Wenn Sie selbstständig sind, einem freien Beruf angehören oder nicht angestellt arbeiten (z. B. mitarbeitender Ehepartner oder Künstler), haben Sie seit Januar 2018 Anspruch auf das CPF. Damit Ihr Weiterbildungskonto gutgeschrieben wird, müssen Sie mit Ihren Weiterbildungsbeiträgen auf dem aktuellen Stand sein.
Welche Voraussetzungen muss man erfüllen, um vom CPF zu profitieren?

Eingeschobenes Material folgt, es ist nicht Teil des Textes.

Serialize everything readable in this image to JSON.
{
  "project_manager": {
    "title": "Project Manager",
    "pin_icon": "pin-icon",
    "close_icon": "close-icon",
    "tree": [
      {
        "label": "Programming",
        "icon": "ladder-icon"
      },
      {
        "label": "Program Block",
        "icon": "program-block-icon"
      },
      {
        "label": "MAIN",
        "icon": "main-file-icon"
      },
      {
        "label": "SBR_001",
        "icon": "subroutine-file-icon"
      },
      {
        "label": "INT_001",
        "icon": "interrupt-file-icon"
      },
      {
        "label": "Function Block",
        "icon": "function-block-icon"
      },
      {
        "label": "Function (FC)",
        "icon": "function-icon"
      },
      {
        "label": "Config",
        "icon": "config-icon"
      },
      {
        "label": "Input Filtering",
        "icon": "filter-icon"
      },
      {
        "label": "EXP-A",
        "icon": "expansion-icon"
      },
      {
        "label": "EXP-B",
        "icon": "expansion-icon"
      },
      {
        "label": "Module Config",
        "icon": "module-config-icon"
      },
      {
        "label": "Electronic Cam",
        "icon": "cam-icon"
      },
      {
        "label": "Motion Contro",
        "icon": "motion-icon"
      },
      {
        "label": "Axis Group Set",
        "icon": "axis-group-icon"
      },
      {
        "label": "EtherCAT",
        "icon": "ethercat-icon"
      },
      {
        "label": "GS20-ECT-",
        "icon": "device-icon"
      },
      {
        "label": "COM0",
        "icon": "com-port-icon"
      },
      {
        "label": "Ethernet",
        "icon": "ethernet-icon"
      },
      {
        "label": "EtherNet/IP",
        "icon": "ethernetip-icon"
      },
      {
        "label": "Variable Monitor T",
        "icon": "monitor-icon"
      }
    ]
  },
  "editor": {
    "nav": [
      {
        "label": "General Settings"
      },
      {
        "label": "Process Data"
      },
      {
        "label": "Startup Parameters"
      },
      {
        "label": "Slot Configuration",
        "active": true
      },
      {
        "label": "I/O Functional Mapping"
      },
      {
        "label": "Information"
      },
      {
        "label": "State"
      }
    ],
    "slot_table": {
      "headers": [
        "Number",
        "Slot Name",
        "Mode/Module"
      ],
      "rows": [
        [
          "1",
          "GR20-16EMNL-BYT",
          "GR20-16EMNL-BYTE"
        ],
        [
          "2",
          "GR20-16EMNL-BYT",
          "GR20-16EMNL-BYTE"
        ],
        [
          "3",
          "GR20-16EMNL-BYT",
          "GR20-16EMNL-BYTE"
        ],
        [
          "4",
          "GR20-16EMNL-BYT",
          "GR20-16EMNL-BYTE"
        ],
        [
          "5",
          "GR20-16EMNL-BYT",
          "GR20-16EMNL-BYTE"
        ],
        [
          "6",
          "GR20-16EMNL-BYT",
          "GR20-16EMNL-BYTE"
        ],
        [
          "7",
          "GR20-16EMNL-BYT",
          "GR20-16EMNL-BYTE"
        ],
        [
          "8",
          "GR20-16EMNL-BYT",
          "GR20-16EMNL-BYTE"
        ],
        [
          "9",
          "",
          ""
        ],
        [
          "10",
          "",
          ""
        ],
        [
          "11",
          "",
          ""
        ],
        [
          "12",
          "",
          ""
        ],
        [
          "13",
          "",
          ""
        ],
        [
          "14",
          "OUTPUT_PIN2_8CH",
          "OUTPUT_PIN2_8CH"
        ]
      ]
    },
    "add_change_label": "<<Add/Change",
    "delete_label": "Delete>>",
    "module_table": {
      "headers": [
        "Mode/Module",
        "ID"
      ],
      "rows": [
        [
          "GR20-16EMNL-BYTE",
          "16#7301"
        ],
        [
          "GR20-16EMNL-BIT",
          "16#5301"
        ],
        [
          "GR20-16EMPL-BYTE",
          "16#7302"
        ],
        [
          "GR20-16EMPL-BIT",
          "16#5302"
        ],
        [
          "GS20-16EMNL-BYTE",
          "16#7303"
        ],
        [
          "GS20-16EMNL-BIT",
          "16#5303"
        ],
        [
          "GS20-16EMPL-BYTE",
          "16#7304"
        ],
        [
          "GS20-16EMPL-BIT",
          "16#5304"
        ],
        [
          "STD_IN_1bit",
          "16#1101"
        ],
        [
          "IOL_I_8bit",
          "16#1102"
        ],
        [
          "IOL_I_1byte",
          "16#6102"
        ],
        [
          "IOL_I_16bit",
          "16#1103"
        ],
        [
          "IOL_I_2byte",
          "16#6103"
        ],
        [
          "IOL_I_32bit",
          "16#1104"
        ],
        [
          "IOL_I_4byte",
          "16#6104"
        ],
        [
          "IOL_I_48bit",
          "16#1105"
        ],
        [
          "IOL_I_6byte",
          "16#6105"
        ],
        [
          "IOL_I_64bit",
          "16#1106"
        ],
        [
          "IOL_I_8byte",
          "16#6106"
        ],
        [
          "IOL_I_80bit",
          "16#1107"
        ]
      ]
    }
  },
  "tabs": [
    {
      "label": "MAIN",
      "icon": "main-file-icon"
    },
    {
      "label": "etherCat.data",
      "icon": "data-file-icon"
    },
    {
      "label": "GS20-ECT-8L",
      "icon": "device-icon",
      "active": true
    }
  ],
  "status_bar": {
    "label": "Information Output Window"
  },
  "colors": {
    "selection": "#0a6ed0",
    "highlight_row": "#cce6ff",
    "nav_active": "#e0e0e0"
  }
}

Die folgenden Personen können vom CPF profitieren:
- Vollzeit- und Teilzeitbeschäftigte.
- Selbstständige.
- Saisonarbeiter.
- Beamte und konsularische Bedienstete.
- Arbeitssuchende.
- Menschen mit Behinderungen, die in einer Einrichtung oder einem Dienst für unterstützte Arbeit (ESAT) untergebracht sind.
Was bedeutet der Eigenanteil beim CPF?
Wenn Ihre CPF-Rechte ausreichen, um die gesamten Kosten Ihrer Weiterbildung zu decken: können Sie sie dennoch
nicht vollständig nutzen. Sie müssen 102,23 € vom Gesamtpreis
Ihrer Weiterbildung selbst bezahlen.